PS- as said already, very Calc heavy. I thank god for kaplan. Anyone who did kaplan stuff knows why. They prepared me so well to be able to handle crazy crap I didn't know. I'm glad it wasn't a conceptual test because honestly I didn't read the passages a lot and went straight to the calcs. I know I missed like three questions and some of the discretes really challenged me, but we'll see. PS is usually my strongest and I gave this my best shot. It will be what it will be.
VR - holy mother of god wtf was this. I cut myself off at 8 minutes a passage which was a new strategy I was trying the day of the test (lol) so thankfully I got through all the passages but as
@texan2414 and others have said, it wasn't the difficulty of the passages persay but the questions. They were very incorporation of info-ey. I did my best but I have a feeling I will be retaking because of this section and I deserve to as I never focused on it until my last month of studying.
BS- very fair, also well prepared thanks to kaplan.
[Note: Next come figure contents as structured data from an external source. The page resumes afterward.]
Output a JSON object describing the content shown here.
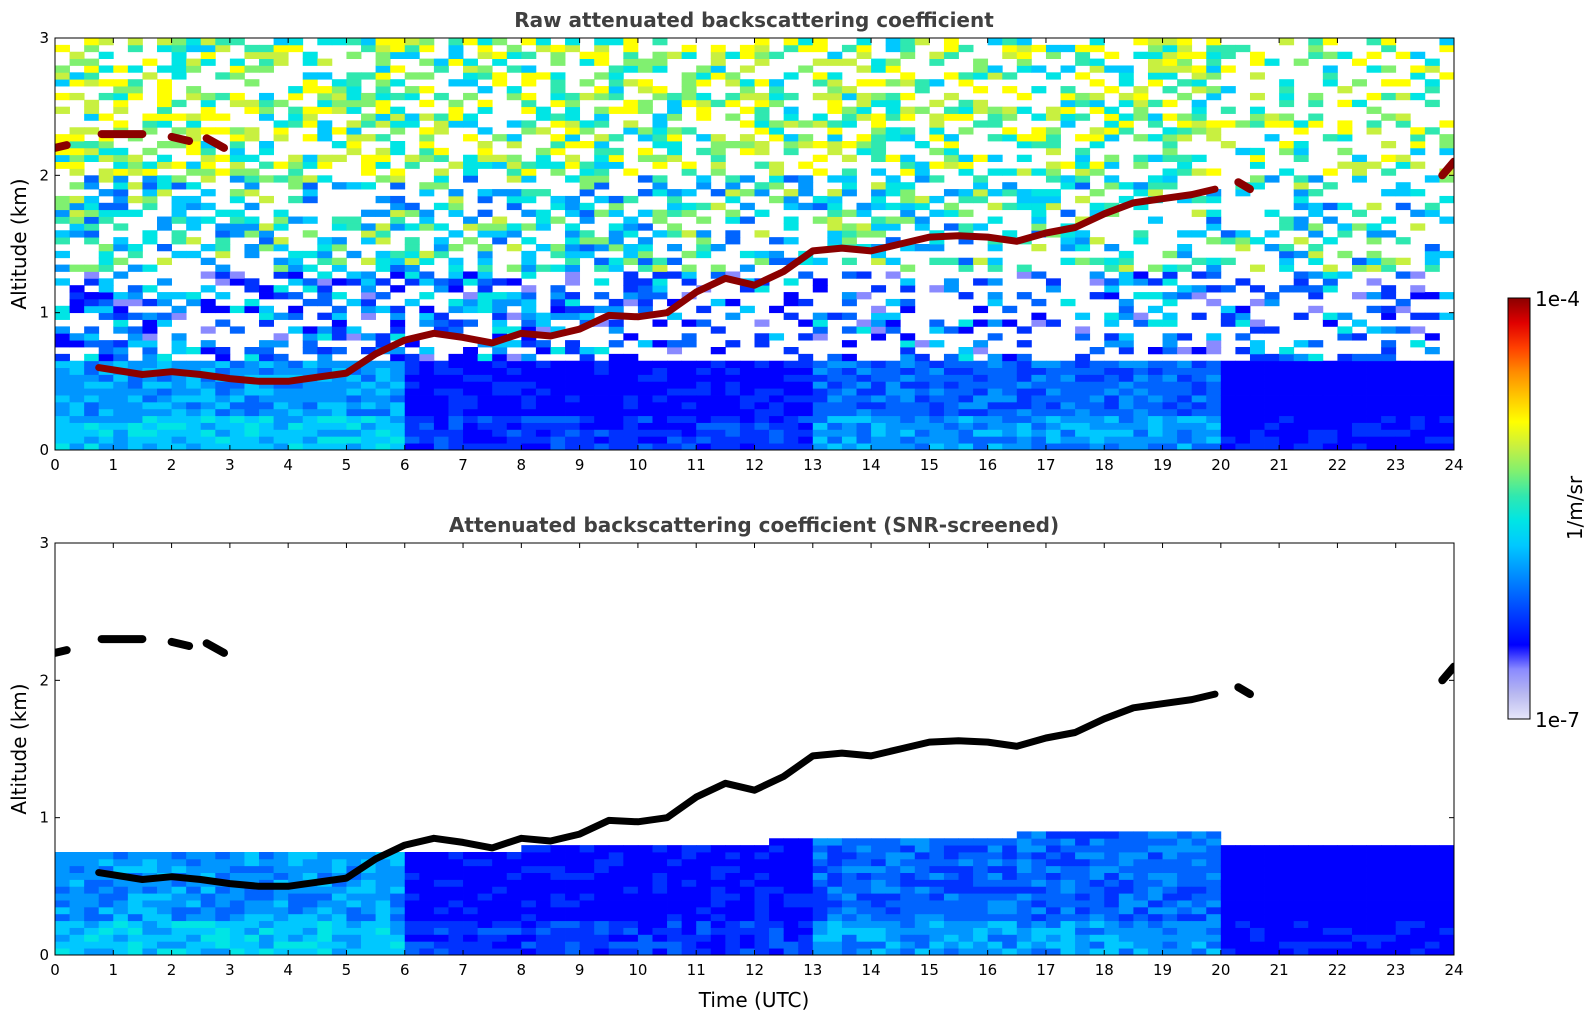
{
  "colors": {
    "cloud_layer": "#8b0000",
    "cloud_edge_screened": "#000000",
    "title_text": "#404040",
    "background": "#ffffff"
  },
  "colormap": [
    "#e6e6fa",
    "#b9b9f0",
    "#8a8aff",
    "#0000ff",
    "#0032ff",
    "#0064ff",
    "#0096ff",
    "#00c8ff",
    "#00e5e5",
    "#2fe8b0",
    "#80f070",
    "#c8f040",
    "#ffff00",
    "#ffc800",
    "#ff8c00",
    "#ff4000",
    "#e00000",
    "#8b0000"
  ],
  "colorbar": {
    "label": "1/m/sr",
    "max_label": "1e-4",
    "min_label": "1e-7",
    "range": [
      1e-07,
      0.0001
    ],
    "scale": "log"
  },
  "chart_data": [
    {
      "type": "heatmap",
      "title": "Raw attenuated backscattering coefficient",
      "xlabel": "",
      "ylabel": "Altitude (km)",
      "xlim": [
        0,
        24
      ],
      "ylim": [
        0,
        3
      ],
      "xticks": [
        "0",
        "1",
        "2",
        "3",
        "4",
        "5",
        "6",
        "7",
        "8",
        "9",
        "10",
        "11",
        "12",
        "13",
        "14",
        "15",
        "16",
        "17",
        "18",
        "19",
        "20",
        "21",
        "22",
        "23",
        "24"
      ],
      "yticks": [
        "0",
        "1",
        "2",
        "3"
      ],
      "screened": false,
      "cloud_layer": {
        "time_utc": [
          0.75,
          1.5,
          2.0,
          2.5,
          3.0,
          3.5,
          4.0,
          4.5,
          5.0,
          5.5,
          6.0,
          6.5,
          7.0,
          7.5,
          8.0,
          8.5,
          9.0,
          9.5,
          10.0,
          10.5,
          11.0,
          11.5,
          12.0,
          12.5,
          13.0,
          13.5,
          14.0,
          14.5,
          15.0,
          15.5,
          16.0,
          16.5,
          17.0,
          17.5,
          18.0,
          18.5,
          19.0,
          19.5,
          19.9
        ],
        "altitude_km": [
          0.6,
          0.55,
          0.57,
          0.55,
          0.52,
          0.5,
          0.5,
          0.53,
          0.56,
          0.7,
          0.8,
          0.85,
          0.82,
          0.78,
          0.85,
          0.83,
          0.88,
          0.98,
          0.97,
          1.0,
          1.15,
          1.25,
          1.2,
          1.3,
          1.45,
          1.47,
          1.45,
          1.5,
          1.55,
          1.56,
          1.55,
          1.52,
          1.58,
          1.62,
          1.72,
          1.8,
          1.83,
          1.86,
          1.9
        ]
      },
      "upper_cloud": {
        "time_utc": [
          0.0,
          0.2,
          0.8,
          1.5,
          2.0,
          2.3,
          2.6,
          2.9,
          20.3,
          20.5,
          23.8,
          24.0
        ],
        "altitude_km": [
          2.2,
          2.22,
          2.3,
          2.3,
          2.28,
          2.25,
          2.27,
          2.2,
          1.95,
          1.9,
          2.0,
          2.1
        ]
      }
    },
    {
      "type": "heatmap",
      "title": "Attenuated backscattering coefficient (SNR-screened)",
      "xlabel": "Time (UTC)",
      "ylabel": "Altitude (km)",
      "xlim": [
        0,
        24
      ],
      "ylim": [
        0,
        3
      ],
      "xticks": [
        "0",
        "1",
        "2",
        "3",
        "4",
        "5",
        "6",
        "7",
        "8",
        "9",
        "10",
        "11",
        "12",
        "13",
        "14",
        "15",
        "16",
        "17",
        "18",
        "19",
        "20",
        "21",
        "22",
        "23",
        "24"
      ],
      "yticks": [
        "0",
        "1",
        "2",
        "3"
      ],
      "screened": true
    }
  ]
}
Know I missed 6 questions that were discrete/content based and two were very vague and I did not understand them. One literally had three answer choices that were the same?!! I don't even know. But some of the passages were VERY easy imo and two were VERY challenging, not as experimental-interp as Ebola from AAMC 11 but challenging in terms of what it was testing. I don't think the curve will be generous on this section.
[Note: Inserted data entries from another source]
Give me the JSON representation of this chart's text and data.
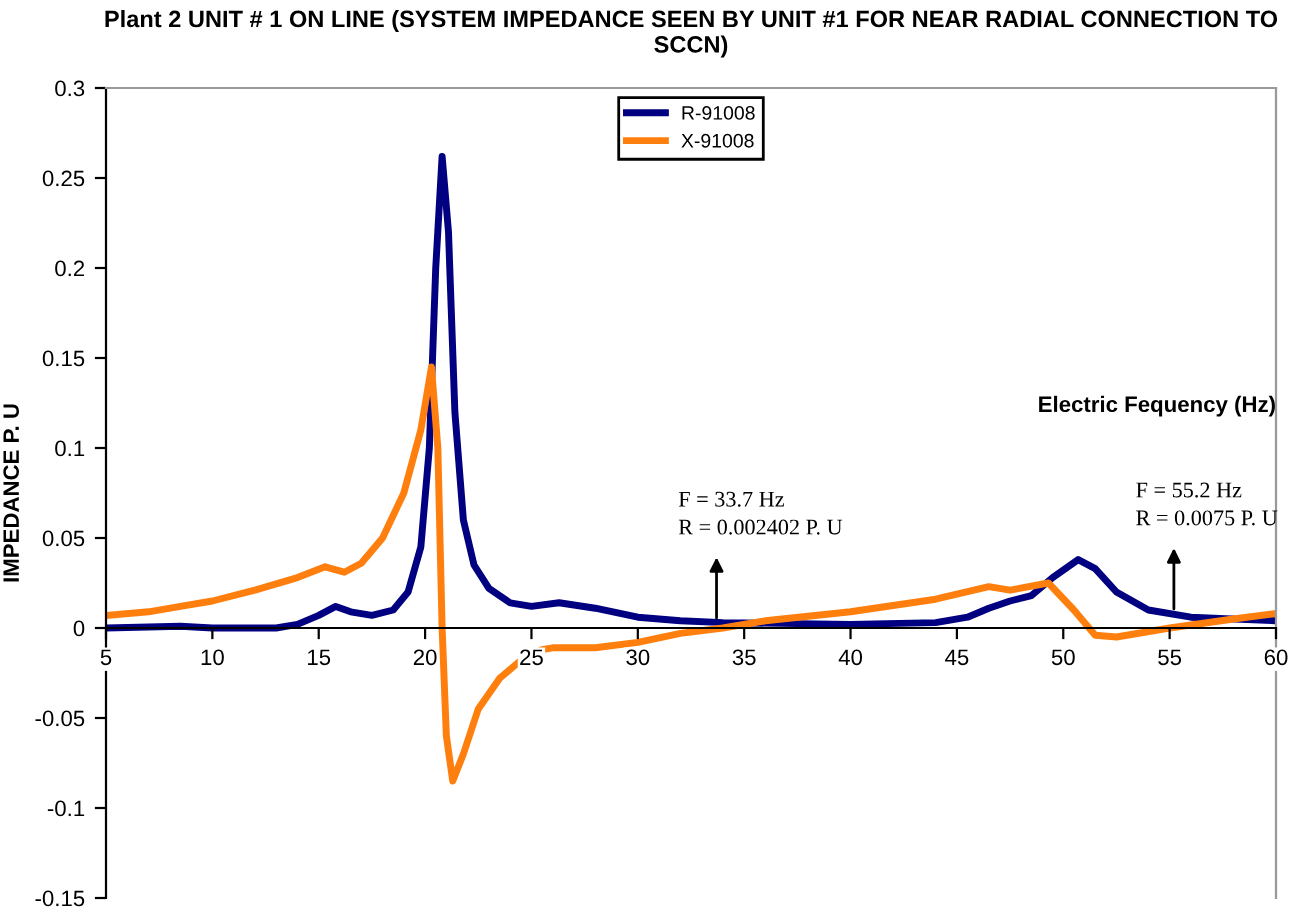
{
  "chart_data": {
    "type": "line",
    "title": "Plant 2 UNIT # 1 ON LINE (SYSTEM IMPEDANCE SEEN BY UNIT #1 FOR NEAR RADIAL CONNECTION TO SCCN)",
    "xlabel": "Electric Fequency (Hz)",
    "ylabel": "IMPEDANCE P. U",
    "series": [
      {
        "name": "R-91008",
        "color": "#000080",
        "x": [
          5,
          8.5,
          10,
          13,
          14,
          15,
          15.8,
          16.5,
          17.5,
          18.5,
          19.2,
          19.8,
          20.2,
          20.5,
          20.8,
          21.1,
          21.4,
          21.8,
          22.3,
          23,
          24,
          25,
          26.3,
          28,
          30,
          32,
          34,
          40,
          44,
          45.5,
          46.5,
          47.5,
          48.5,
          49.5,
          50.7,
          51.5,
          52.5,
          54,
          56,
          60
        ],
        "values": [
          0.0,
          0.001,
          0.0,
          0.0,
          0.002,
          0.007,
          0.012,
          0.009,
          0.007,
          0.01,
          0.02,
          0.045,
          0.1,
          0.2,
          0.262,
          0.22,
          0.12,
          0.06,
          0.035,
          0.022,
          0.014,
          0.012,
          0.014,
          0.011,
          0.006,
          0.004,
          0.003,
          0.002,
          0.003,
          0.006,
          0.011,
          0.015,
          0.018,
          0.028,
          0.038,
          0.033,
          0.02,
          0.01,
          0.006,
          0.004
        ]
      },
      {
        "name": "X-91008",
        "color": "#ff7f0e",
        "x": [
          5,
          7,
          8.5,
          10,
          12,
          14,
          15.3,
          16.2,
          17,
          18,
          19,
          19.8,
          20.3,
          20.6,
          20.8,
          21,
          21.3,
          21.8,
          22.5,
          23.5,
          24.5,
          25.5,
          26,
          28,
          30,
          32,
          34,
          36,
          40,
          44,
          46.5,
          47.5,
          49.3,
          50.5,
          51.5,
          52.5,
          55,
          58,
          60
        ],
        "values": [
          0.007,
          0.009,
          0.012,
          0.015,
          0.021,
          0.028,
          0.034,
          0.031,
          0.036,
          0.05,
          0.075,
          0.11,
          0.145,
          0.1,
          0.0,
          -0.06,
          -0.085,
          -0.07,
          -0.045,
          -0.028,
          -0.018,
          -0.012,
          -0.011,
          -0.011,
          -0.008,
          -0.003,
          0.0,
          0.004,
          0.009,
          0.016,
          0.023,
          0.021,
          0.025,
          0.01,
          -0.004,
          -0.005,
          0.0,
          0.005,
          0.008
        ]
      }
    ],
    "xlim": [
      5,
      60
    ],
    "xticks": [
      5,
      10,
      15,
      20,
      25,
      30,
      35,
      40,
      45,
      50,
      55,
      60
    ],
    "ylim": [
      -0.15,
      0.3
    ],
    "yticks": [
      -0.15,
      -0.1,
      -0.05,
      0,
      0.05,
      0.1,
      0.15,
      0.2,
      0.25,
      0.3
    ],
    "annotations": [
      {
        "text": "F = 33.7 Hz\nR = 0.002402 P. U",
        "x": 33.7,
        "y": 0.002402
      },
      {
        "text": "F = 55.2 Hz\nR = 0.0075 P. U",
        "x": 55.2,
        "y": 0.0075
      }
    ],
    "grid": false,
    "legend": "top",
    "marker": "none",
    "line_style": "solid"
  }
}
Overall, I'm proud of myself and everyone on here for their hard work. Will be scouring hard for a jan date but taking the next month off, potentially retaking in 2015 if I feel super burnt. My issue on this test was content gaps for sure which showed through on PS and BS (random crap I had forgotten) so I think if I was to retake I'm taking a class over winter break, working on my verbal, and really drilling some of the basic knowledge that was tested (especially in BS) that I forgot. Definitely mentally prepared for a 25 on the 9th.
I don't really plan on remembering this weekend for the foreseeable future though, so, cheers! And remember if it didn't go as planned, it's a test. Life will go on and you will become a doctor.